Most of those who died were Jordanians attending weddings.
Jordanian Deputy Prime Minister Marwan al-Muasher told reporters all four bombers were from Iraq's western desert province of Anbar, a Sunni guerrilla stronghold bordering Jordan. Ramadi is the capital of Anbar province.
He said the attackers entered Jordan four days before the blasts, rented an apartment at a middle-class neighborhood in Amman and used suicide belts packed with 5-10 kg (11-22 lbs) of explosives.
Muasher named the three dead bombers as Safar Mohammed Ali, Rawad Jasim Mohammed Abid and Rishawi's husband as Ali Hussein al-Shimeri. He played down any Jordanian involvement.
ANTI-TERROR LEGISLATION
Hundreds of anti-riot police beefed up security at hotels and shopping malls across Amman. Interior Minister Awni Yarfas said the government would tighten anti-terrorist laws.
"We are speeding up passing an anti-terror law soon to indict anyone who supports terror either through advocacy and incitement either by word or action," he told Reuters.
Jordan, a close U.S. ally and one of two Arab nations to have peace treaties with Israel, had previously been spared al Qaeda-linked attacks that have hit other countries.
But authorities had warned that Zarqawi, who has a $25 million bounty on his head, had sent jihadists to strike targets outside Iraq, including Jordan.
Jordan is home to a large exiled Iraqi community, many of whom fled the war and its aftermath to settle here, creating a real estate boom that has boosted Jordan's aid-dependant economy. It is also a hub for Iraq's reconstruction efforts.
But Amman's support for the 2003 U.S.-led invasion of Iraq has angered some Jordanians, many of whom are of Palestinian origin and are against U.S. policies in the region.
The blasts have sparked outrage in this small kingdom of about five million people. A few thousand people held a candle-light vigil outside the Hyatt on Saturday and chanted support for the King.
U.S. Secretary of State Condoleezza Rice, who is touring the Middle East and Asia, was expected to make a previously unscheduled stopover in Jordan on Monday.
(Additional reporting by Ibon Villelabeitia and Dina Wakeel)
We're supposed to feel sorry for her ?
"My husband executed the attack. I tried to detonate and it failed. People started running and I ran with them."

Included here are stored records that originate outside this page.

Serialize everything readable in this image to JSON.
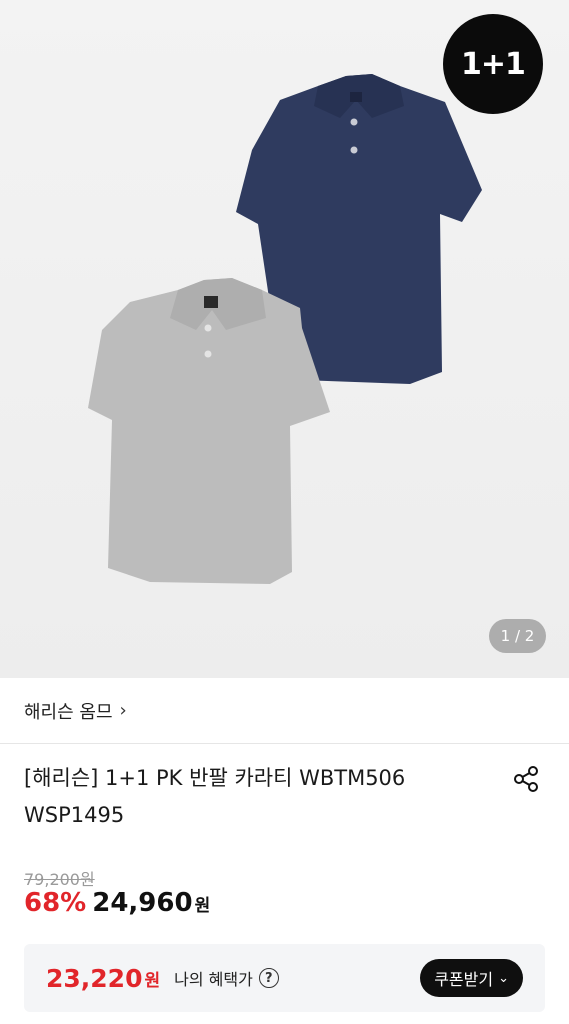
{
  "gallery": {
    "badge": "1+1",
    "page_indicator": "1 / 2",
    "colors": {
      "navy": "#2e3a5e",
      "gray": "#b9b9b9"
    }
  },
  "brand": {
    "name": "해리슨 옴므",
    "chevron": "›"
  },
  "product": {
    "title": "[해리슨] 1+1 PK 반팔 카라티 WBTM506 WSP1495",
    "original_price": "79,200원",
    "discount": "68%",
    "sale_price": "24,960",
    "sale_unit": "원"
  },
  "benefit": {
    "price": "23,220",
    "unit": "원",
    "label": "나의 혜택가",
    "help": "?",
    "coupon_button": "쿠폰받기",
    "coupon_chevron": "⌄"
  },
  "icons": {
    "share": "share-icon"
  },
  "theme": {
    "accent_red": "#e1252a",
    "dark": "#0f0f0f"
  }
}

Why did you run? You were supposed to blow yourself up and die too, you coward!
TROP ping
She realized she was free of him at last. I'm sure there's a defense can be stitched together here of Stockholm Syndrome.
Under the rules the Crats and the McCain want to imposeon us, it would probably be a violation to call a terrorist a "jerk" or a bad guy" or a "dirtbag." Because it is denigrating humiliating or whatever the exact troublesome word was.

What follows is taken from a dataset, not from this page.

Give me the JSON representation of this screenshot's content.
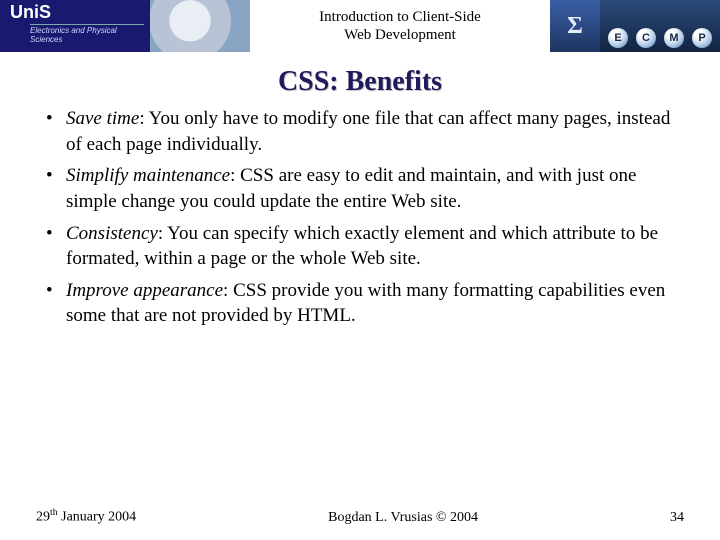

Must have used the (Gasp) "Comfy Chair" on her.
Yes of course we are. Her brother died trying to help the Jordanian freedom fighter, Al Zarqarwi, who fights for his freedom (to terrorize) in Iraq.

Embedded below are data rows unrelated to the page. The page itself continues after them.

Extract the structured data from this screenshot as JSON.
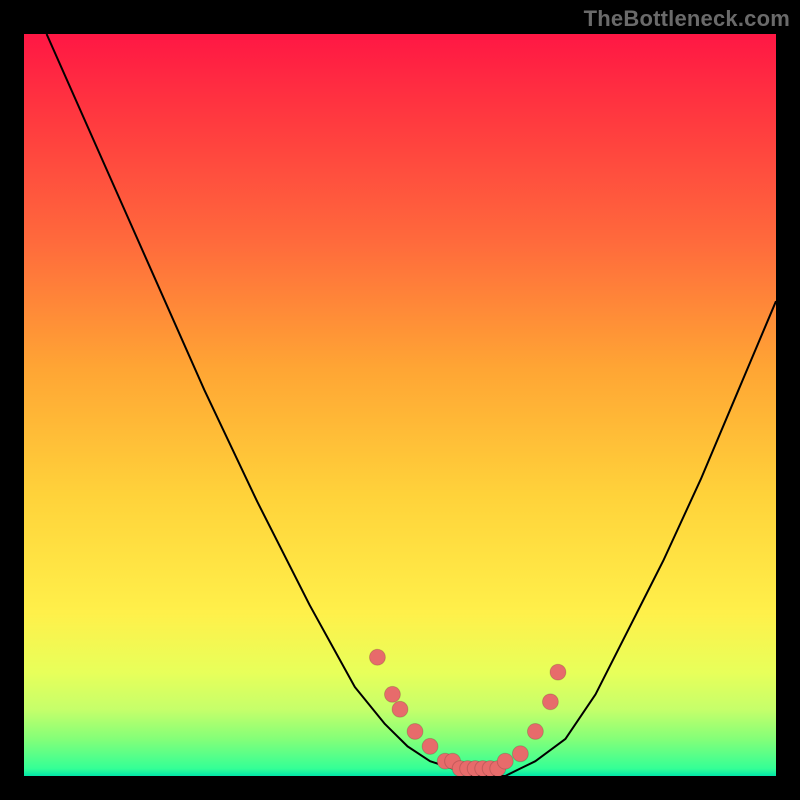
{
  "watermark": "TheBottleneck.com",
  "colors": {
    "background": "#000000",
    "frame_border": "#000000",
    "curve": "#000000",
    "dot": "#e76b6b",
    "gradient_stops": [
      {
        "pos": 0.0,
        "hex": "#ff1744"
      },
      {
        "pos": 0.12,
        "hex": "#ff3b3f"
      },
      {
        "pos": 0.28,
        "hex": "#ff6a3c"
      },
      {
        "pos": 0.45,
        "hex": "#ffa534"
      },
      {
        "pos": 0.62,
        "hex": "#ffd23a"
      },
      {
        "pos": 0.78,
        "hex": "#fff04a"
      },
      {
        "pos": 0.86,
        "hex": "#e8ff5a"
      },
      {
        "pos": 0.91,
        "hex": "#c6ff6a"
      },
      {
        "pos": 0.95,
        "hex": "#84ff78"
      },
      {
        "pos": 0.99,
        "hex": "#34ff96"
      },
      {
        "pos": 1.0,
        "hex": "#00e6a8"
      }
    ]
  },
  "chart_data": {
    "type": "line",
    "title": "",
    "xlabel": "",
    "ylabel": "",
    "xlim": [
      0,
      100
    ],
    "ylim": [
      0,
      100
    ],
    "grid": false,
    "legend": false,
    "series": [
      {
        "name": "curve",
        "x": [
          3,
          10,
          17,
          24,
          31,
          38,
          44,
          48,
          51,
          54,
          57,
          59,
          62,
          64,
          66,
          68,
          72,
          76,
          80,
          85,
          90,
          95,
          100
        ],
        "y": [
          100,
          84,
          68,
          52,
          37,
          23,
          12,
          7,
          4,
          2,
          1,
          0,
          0,
          0,
          1,
          2,
          5,
          11,
          19,
          29,
          40,
          52,
          64
        ]
      }
    ],
    "dots": {
      "name": "markers",
      "x": [
        47,
        49,
        50,
        52,
        54,
        56,
        57,
        58,
        59,
        60,
        61,
        62,
        63,
        64,
        66,
        68,
        70,
        71
      ],
      "y": [
        16,
        11,
        9,
        6,
        4,
        2,
        2,
        1,
        1,
        1,
        1,
        1,
        1,
        2,
        3,
        6,
        10,
        14
      ]
    }
  }
}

I hope the Jordanian government doesn't go soft on this would-be murderer.
I wonder if they will round up her family, the families of the bombers and kill them all, children included?
The Arabs don't operate under the same strictures we do.
Yeah, I'm with you. I hope the air conditioning in her cell wasn't too high or too low.
What ?
Do you think they are Europeans, Israelis, or Americans ?
They will execute justice on her.
Would a woman martyr get 72 men virgins?
The Arabs don't operate under the same strictures we do.
You're right, they follow different rules than we do. By the time this is over, I'm worried they'll set her free and give her a medal -- in this part of the world you never know what will happen.
If they put boxer briefs on her head I'm going to call Kofi.
We'll see. By the time the Arab propaganda machine gets done, they may set her free and give her a medal -- people in this part of the world don't have any trouble turning the truth upside down. In the end, the bombs will be the fault of Israel and the U.S.
Do the words Black September ring a bell ?
I doubt it. Women sometimes have a pretty lousy life in Middle Eastern countries -- perhaps they're more motivated by the "push" to get out of this world than the "pull" of the next world.